GSE投入によりLSEが引退へ
小田急電鉄は新型の70000形特急型電車「GSE」の営業運転を開始した。
GSEは「Graceful Super Express」を意味しており、その名の通り優雅な室内空間と走りを楽しめる設計になっている。
塗装は赤みがかった濃いめのオレンジ色となっており、その昔走っていた3000形ロマンスカー「SE」や3100形ロマンスカー「NSE」、そして7000形ロマンスカー「LSE」にも塗装された歴史ある色である。
また、これまでのロマンスカー車両と同じように車端部は全面ガラス張りのパノラマカーとなっており、箱根や江ノ島まで向かう鉄路の風景を楽しめる設計になっている。
その一方で、本形式の投入によりロマンスカーの役目を終了する車両型式がある。小田急7000形電車ことロマンスカー「LSE」である。
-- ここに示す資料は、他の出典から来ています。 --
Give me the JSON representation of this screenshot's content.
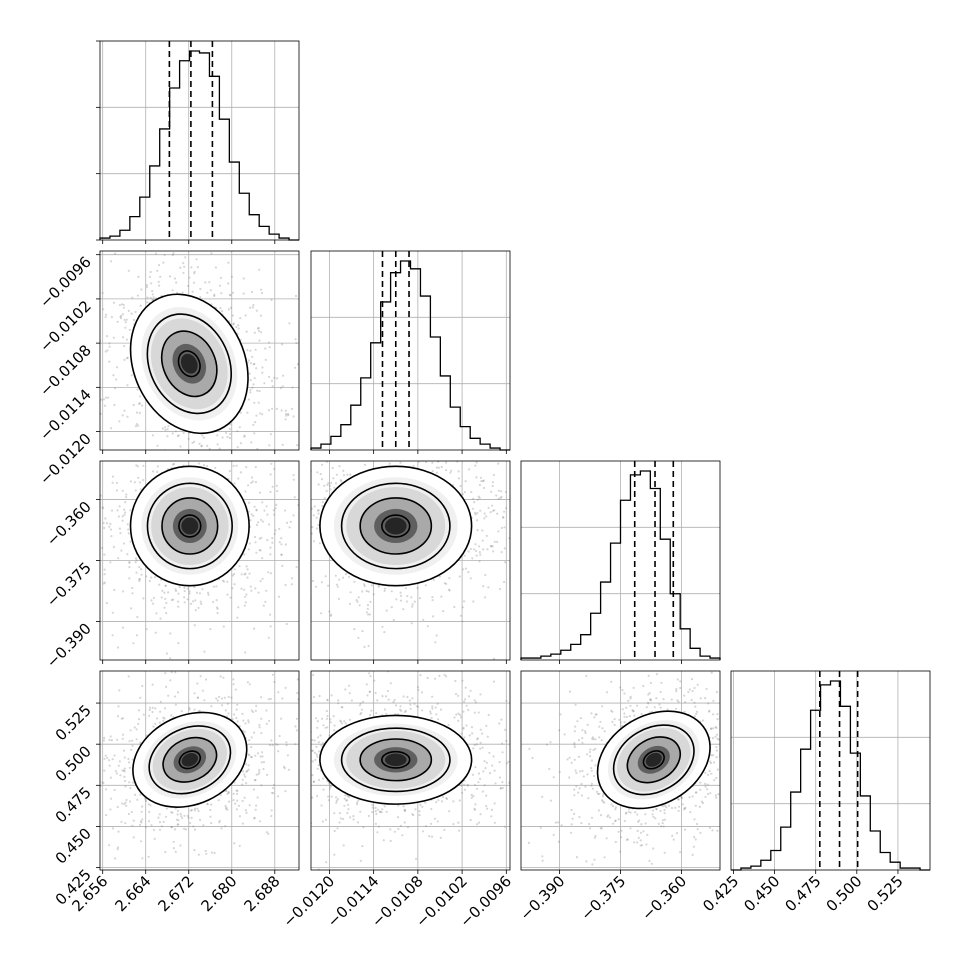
{
  "chart_data": {
    "type": "corner",
    "parameters": [
      {
        "index": 0,
        "range": [
          2.6555,
          2.6925
        ],
        "ticks": [
          2.656,
          2.664,
          2.672,
          2.68,
          2.688
        ],
        "tick_labels": [
          "2.656",
          "2.664",
          "2.672",
          "2.680",
          "2.688"
        ],
        "quantiles": [
          2.6684,
          2.6724,
          2.6764
        ],
        "hist": [
          1,
          2,
          5,
          12,
          22,
          38,
          57,
          78,
          92,
          97,
          96,
          84,
          62,
          40,
          24,
          13,
          7,
          3,
          1,
          0
        ]
      },
      {
        "index": 1,
        "range": [
          -0.01225,
          -0.00955
        ],
        "ticks": [
          -0.012,
          -0.0114,
          -0.0108,
          -0.0102,
          -0.0096
        ],
        "tick_labels": [
          "−0.0120",
          "−0.0114",
          "−0.0108",
          "−0.0102",
          "−0.0096"
        ],
        "quantiles": [
          -0.01128,
          -0.0111,
          -0.01092
        ],
        "hist": [
          1,
          3,
          7,
          13,
          23,
          37,
          55,
          76,
          91,
          97,
          93,
          79,
          58,
          38,
          22,
          12,
          6,
          3,
          1,
          0
        ]
      },
      {
        "index": 2,
        "range": [
          -0.3995,
          -0.3505
        ],
        "ticks": [
          -0.39,
          -0.375,
          -0.36
        ],
        "tick_labels": [
          "−0.390",
          "−0.375",
          "−0.360"
        ],
        "quantiles": [
          -0.3715,
          -0.3665,
          -0.362
        ],
        "hist": [
          1,
          1,
          2,
          3,
          5,
          8,
          13,
          24,
          40,
          60,
          82,
          95,
          97,
          88,
          62,
          34,
          16,
          6,
          2,
          1
        ]
      },
      {
        "index": 3,
        "range": [
          0.4235,
          0.5445
        ],
        "ticks": [
          0.425,
          0.45,
          0.475,
          0.5,
          0.525
        ],
        "tick_labels": [
          "0.425",
          "0.450",
          "0.475",
          "0.500",
          "0.525"
        ],
        "quantiles": [
          0.4775,
          0.4895,
          0.5005
        ],
        "hist": [
          0,
          1,
          2,
          5,
          10,
          22,
          40,
          62,
          82,
          95,
          97,
          84,
          60,
          38,
          20,
          9,
          4,
          1,
          1,
          0
        ]
      }
    ],
    "pairs": [
      {
        "x": 0,
        "y": 1,
        "center": [
          2.6721,
          -0.01108
        ],
        "rx": 0.0042,
        "ry": 0.0004,
        "rot": -25
      },
      {
        "x": 0,
        "y": 2,
        "center": [
          2.6722,
          -0.3665
        ],
        "rx": 0.0045,
        "ry": 0.006,
        "rot": 0
      },
      {
        "x": 1,
        "y": 2,
        "center": [
          -0.0111,
          -0.3665
        ],
        "rx": 0.00042,
        "ry": 0.006,
        "rot": 0
      },
      {
        "x": 0,
        "y": 3,
        "center": [
          2.6722,
          0.4905
        ],
        "rx": 0.0045,
        "ry": 0.011,
        "rot": -25
      },
      {
        "x": 1,
        "y": 3,
        "center": [
          -0.0111,
          0.4905
        ],
        "rx": 0.00042,
        "ry": 0.011,
        "rot": 0
      },
      {
        "x": 2,
        "y": 3,
        "center": [
          -0.3668,
          0.4905
        ],
        "rx": 0.006,
        "ry": 0.011,
        "rot": -30
      }
    ],
    "grid": true,
    "xlabel": "",
    "ylabel": "",
    "title": ""
  }
}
LSEの運用終了・引退の時期は、GSEの2編成目の投入タイミングによるというのがこれまでの状況だった。その後小田急電鉄は、7月にGSEの2編成目を投入すると正式に発表。これにより、LSEは運用終了・引退ということになる。
同編成を後ろから。
1980年に運用を開始されたLSEは、車体長が短い車両を11両連結して編成されており、またそれぞれの車輪の台車が各車両の車端部と連結している。そのためその走行音は、通常の電車の「ガタンゴトン、ガタンゴトン」というリズムではなく、「ガタン、ゴトン、ガタン、ゴトン」という変則的なリズムを奏でることも特徴である。
また先頭車の角度が旧来のNSEと比較してより鋭角になっており、シャープな印象を与えるものとなっている。
機器更新を受けて塗装が赤色に変更されたLSE。その後、上に掲載した当初の色に復元された。
LSEの引退は近い
4編成44両が製作されたLSEであるが、これまで残存し運用されていた1編成が既に2018年3月15日に廃車されている。これはGSEの営業運行開始に伴うものである。残る1編成は2018年度中の引退を予定しており、GSEの2編成目が投入されるのとタイミングを同じくして運用を終了するだろう。
これによって、弱め界磁抵抗制御の制御方式を採用するロマンスカーは全て姿を消すことになる。
LSEを撮影したり、乗ったりするにはどうすればいいか?小田急電鉄は素晴らしいことに、運用されるロマンスカーの車両型式をWebサイトで公開している。
時刻表の例。Eは30000形EXE、Mは60000形MSEを表す。
30000形EXE。歴代ロマンスカーとは異なり、通勤特急の取扱もあるため、展望車を有しない編成。そのため旅行者からは不評だったりする。
60000形MSE。こちらは地下鉄に乗り入れる運用が想定されているため、展望車を有しない。座席が深い上に窓が高いため、少々景色が見づらい設計でもある。
大きな展望車をもち、ロマンスカーのフラッグシップモデルである50000形VSE。各座席が5度窓側に傾いており展望性を高めていたり、ドーム型の半円状の天井を持ち室内空間がとても広く感じられたりと、快適な乗り心地が約束された傑作車両。
展望車を持つ形式については7000形LSE、50000形VSE、70000形GSEが運用される。それは日によって運行される形式が異なるようだが、少なくとも展望車のアイコンのある形式は、間違いなくLSE、VSE、GSEのいずれかである。運行本数的にはVSEの確率が最も高い。
もはや1編成しか残存していないLSEも、いよいよ引退の時期を迎える。